The study will evaluate the current preferred first-line regimen for pregnant women recommended by the World Health Organization and 2 regimens containing newer antiretroviral drugs that are becoming more widely used.
The National Institutes of Health has launched an international study to compare the safety and efficacy of 3 antiretroviral treatments for pregnant women with human immunodeficiency virus (HIV) and their infants, the agency announced.
“Each year worldwide, an estimated 1.5 million women living with HIV give birth,” said the release. “Previous research has clearly demonstrated that antiretroviral therapy to suppress HIV prevent perinatal HIV transmission and benefits the health of both mother and child.”
Currently, the World Health Organization (WHO)'s preferred HIV treatment regimen includes efavirenz (EFV), lamivudine, or emtricitabine (FTC) and tenofovir disoproxil fumarate (TDF); however, the regimen is not well-tolerated by all women. EFV has been linked to liver problems and neuropsychiatric symptoms, including suicidal thoughts. TDF can cause kidney issues and loss of bone mineral density in adults, and some evidence suggests that prenatal exposure to the drug can cause bone loss in infants.
The study will compare WHO’s recommended treatment with 2 regimens containing a newer antiretroviral drug, dolutegravir (DTG), that is becoming more commonly used. The 2 regimens contain DTG and either TDF or tenofovir alafenamide (TAF), an alternative formulation of tenofovir.
Researchers will compare the virologic efficacy of the treatments by measuring the amount of HIV in the women’s blood (viral load) at delivery and compare how the regimens affect rates of adverse pregnancy outcomes, such as preterm delivery and low infant birth weight; maternal adverse events; and infant adverse events.
The study, known as IMPAACT 2010, is a phase 3 study and will enroll 639 women who are 14 to 18 weeks pregnant, are living with HIV, and are not currently taking antiretroviral treatment.

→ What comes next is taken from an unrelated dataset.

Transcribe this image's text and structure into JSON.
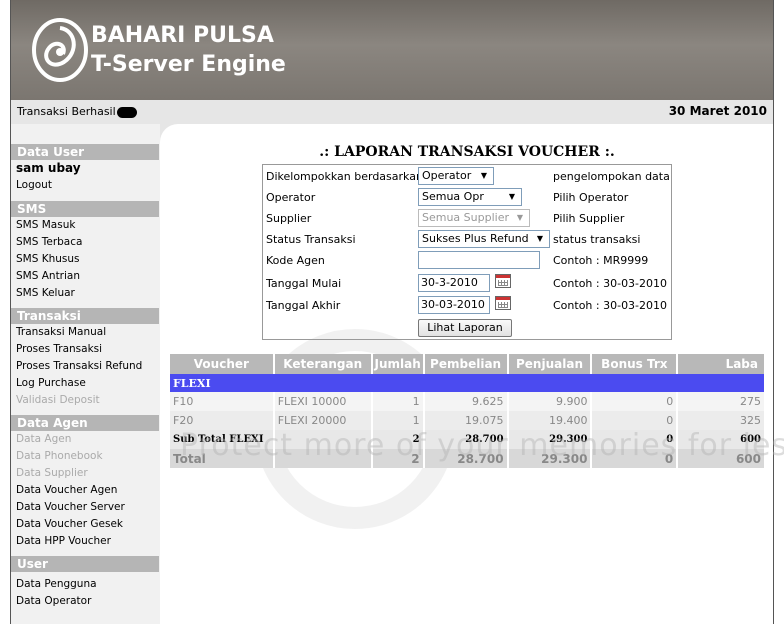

The women will be randomly assigned to be administered EFV/FTC/TDF, DTG/FTC/TAF, or DTG/FTC/TDF. Their infants will also be enrolled in the study and will receive local standard-of-care interventions for HIV prophylaxis following birth.
The researchers will monitor both the women and their infants for 50 weeks after delivery, and study staff will provide the women with counseling on antiretroviral medication adherence. Researchers will also closely monitor the women’s viral loads and test the infants for HIV. If an infant becomes infected during the study, investigators will provide referrals to local sources of HIV care and treatment.
Clinical trial sites in the United States and Zimbabwe are currently open for enrollment, and sites in Botswana, Brazil, Haiti, India, Malawi, South Africa, Tanzania, Thailand, and Uganda are expected to open in the following months.
“Therapies for pregnant women and new mothers should be based on the best available evidence, always keeping in mind the health of the woman, her developing fetus, and her newborn,” said Nahida Chakhtoura, MD, of the maternal and pediatric disease branch at the Eunice Kennedy Shriver National Institute of Child Health and Human Development. “The results of this study will help inform optimal treatment of pregnant women living with HIV in both resource-limited and well-resourced settings.”